Am Sonntagmorgen ist es offenbar zu einem militärischen Zwischenfall nahe des Persischen Golfs gekommen. In der Straße von Hormuz, einer Meerenge, die das strategisch wichtige Gewässer mit dem Golf von Oman verbindet, haben sich nach amerikanischen Angaben fünf Schnellboote der iranischen Revolutionsgarden drei US-Kriegsschiffen mit bedrohlichen Manövern bis auf wenige hundert Meter Distanz genähert und die Amerikaner auch per Funk bedroht. Anschließend hätten die Iraner weiße Container unmittelbar vor den Bugs der amerikanischen Schiffe versenkt. Nach Empfang des Funkspruchs sollen amerikanische Kanonen auf unmittelbare Feuerbereitschaft gegangen sein – dann indes seien die iranischen Schiffe plötzlich beigedreht. Schüsse seien nicht gefallen.
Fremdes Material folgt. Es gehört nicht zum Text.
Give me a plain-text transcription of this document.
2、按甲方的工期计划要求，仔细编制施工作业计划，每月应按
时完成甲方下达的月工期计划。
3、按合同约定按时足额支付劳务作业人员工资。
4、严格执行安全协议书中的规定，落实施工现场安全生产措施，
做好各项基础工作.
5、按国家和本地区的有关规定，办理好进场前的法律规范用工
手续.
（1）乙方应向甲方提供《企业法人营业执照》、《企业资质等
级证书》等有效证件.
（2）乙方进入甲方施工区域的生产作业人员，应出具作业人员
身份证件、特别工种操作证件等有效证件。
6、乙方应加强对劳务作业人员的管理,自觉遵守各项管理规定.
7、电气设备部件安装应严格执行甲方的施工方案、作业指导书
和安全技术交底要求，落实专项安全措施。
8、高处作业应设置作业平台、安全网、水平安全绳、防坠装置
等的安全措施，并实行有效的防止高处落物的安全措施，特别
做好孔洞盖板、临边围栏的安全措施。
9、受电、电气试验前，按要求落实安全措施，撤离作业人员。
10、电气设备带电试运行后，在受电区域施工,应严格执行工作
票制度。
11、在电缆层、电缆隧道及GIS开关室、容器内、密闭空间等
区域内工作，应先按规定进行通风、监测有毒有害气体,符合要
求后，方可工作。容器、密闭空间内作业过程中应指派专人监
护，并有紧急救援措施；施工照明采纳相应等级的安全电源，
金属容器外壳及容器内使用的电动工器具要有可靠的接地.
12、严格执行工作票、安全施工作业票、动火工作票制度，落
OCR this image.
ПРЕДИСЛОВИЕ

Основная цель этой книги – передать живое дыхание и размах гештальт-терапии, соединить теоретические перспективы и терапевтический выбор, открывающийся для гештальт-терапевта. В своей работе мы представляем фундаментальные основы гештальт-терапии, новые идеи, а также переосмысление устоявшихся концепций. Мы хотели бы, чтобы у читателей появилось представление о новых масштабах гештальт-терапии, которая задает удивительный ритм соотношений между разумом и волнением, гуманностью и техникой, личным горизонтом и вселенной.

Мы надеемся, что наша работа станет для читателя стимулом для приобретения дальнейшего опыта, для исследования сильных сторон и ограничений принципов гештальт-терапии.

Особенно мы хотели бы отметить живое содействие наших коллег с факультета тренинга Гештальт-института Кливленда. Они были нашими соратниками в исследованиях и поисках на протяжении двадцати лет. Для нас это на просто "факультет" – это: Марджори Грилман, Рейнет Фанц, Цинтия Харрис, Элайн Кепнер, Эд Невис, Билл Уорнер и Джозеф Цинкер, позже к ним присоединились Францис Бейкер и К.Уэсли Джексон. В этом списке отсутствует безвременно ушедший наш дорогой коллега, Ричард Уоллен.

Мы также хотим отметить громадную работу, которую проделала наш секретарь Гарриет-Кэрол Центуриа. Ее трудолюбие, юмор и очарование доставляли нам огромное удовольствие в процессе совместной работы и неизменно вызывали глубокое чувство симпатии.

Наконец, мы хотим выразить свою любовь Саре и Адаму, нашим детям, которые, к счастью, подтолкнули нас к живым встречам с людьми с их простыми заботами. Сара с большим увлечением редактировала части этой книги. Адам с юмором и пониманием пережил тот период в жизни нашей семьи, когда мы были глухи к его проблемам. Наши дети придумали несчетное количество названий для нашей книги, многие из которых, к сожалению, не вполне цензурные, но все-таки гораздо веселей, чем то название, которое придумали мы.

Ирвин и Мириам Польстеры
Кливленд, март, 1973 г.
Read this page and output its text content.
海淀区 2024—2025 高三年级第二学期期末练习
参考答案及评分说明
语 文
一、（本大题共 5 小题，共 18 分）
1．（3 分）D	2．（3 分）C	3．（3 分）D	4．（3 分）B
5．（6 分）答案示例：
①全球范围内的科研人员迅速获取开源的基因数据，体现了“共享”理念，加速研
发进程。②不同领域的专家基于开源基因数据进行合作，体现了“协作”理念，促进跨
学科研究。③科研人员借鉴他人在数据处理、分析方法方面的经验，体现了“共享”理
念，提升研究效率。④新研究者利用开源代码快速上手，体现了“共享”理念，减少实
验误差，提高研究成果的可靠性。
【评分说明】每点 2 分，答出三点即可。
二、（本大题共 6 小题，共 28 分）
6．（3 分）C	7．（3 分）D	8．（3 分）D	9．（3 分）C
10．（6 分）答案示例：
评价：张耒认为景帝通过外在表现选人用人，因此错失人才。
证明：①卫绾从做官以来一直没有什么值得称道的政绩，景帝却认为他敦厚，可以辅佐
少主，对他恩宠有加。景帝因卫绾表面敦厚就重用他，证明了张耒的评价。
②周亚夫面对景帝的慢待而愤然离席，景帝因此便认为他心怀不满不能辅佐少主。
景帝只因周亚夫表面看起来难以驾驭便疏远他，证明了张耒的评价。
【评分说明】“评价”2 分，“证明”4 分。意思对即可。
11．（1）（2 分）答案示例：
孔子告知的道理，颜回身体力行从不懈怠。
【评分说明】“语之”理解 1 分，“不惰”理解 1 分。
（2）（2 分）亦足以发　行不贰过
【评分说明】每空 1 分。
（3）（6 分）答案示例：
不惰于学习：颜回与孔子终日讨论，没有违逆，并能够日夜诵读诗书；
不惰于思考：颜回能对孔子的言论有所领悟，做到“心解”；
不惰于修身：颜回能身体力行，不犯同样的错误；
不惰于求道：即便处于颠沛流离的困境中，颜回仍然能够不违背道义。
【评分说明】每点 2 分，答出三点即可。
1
Die Schifffahrtslinien in der Straße von Hormuz sind internationales Gewässer; durch sie wird Öl aus dem gesamten arabischen Raum nach Amerika, Japan und Europa verschifft. Iran hatte in der Vergangenheit mehrmals darauf hingewiesen, es könne als "Vergeltungsmaßnahme" diesen Verbindungsweg blockieren, woraufhin die Amerikaner zwei Flugzeugträger und einen Minenräumer dorthin entsandten.

Wie stets in solchen Fällen weisen nun die Kontrahenten wechselseitig darauf hin, der jeweils andere habe das Völkerrecht verletzt: Die US-Schiffe hätten internationale Gewässer verlassen oder die Iraner in ebensolchen die Freiheit der Meere eingeschränkt. Tatsache ist jedenfalls, dass allein die Anwesenheit der US Navy derartige Aktionen provoziert und auch das Risiko erzeugt, dass aus bloßem Posieren ein Feuergefecht wird.

Vor allem aber ist zu fragen, weshalb Iran so weit gegangen ist. In die gegenwärtige Linie, den Westen in Gespräche zu verwickeln, mag die Aktion nicht recht passen. Daraus könnte sich ergeben, dass Teile der Revolutionsgarde eben jene Linie torpedieren wollen.

Nicht auszudenken jedenfalls, was geschähe, wenn eine derartige Ereigniskette aus dem Ruder geraten würde – weltpolitische Verwicklungen und Eskalationen sind denkbar, die alles, auch die amerikanische Präsidentschaftswahl, bedrohlich umfärben würden.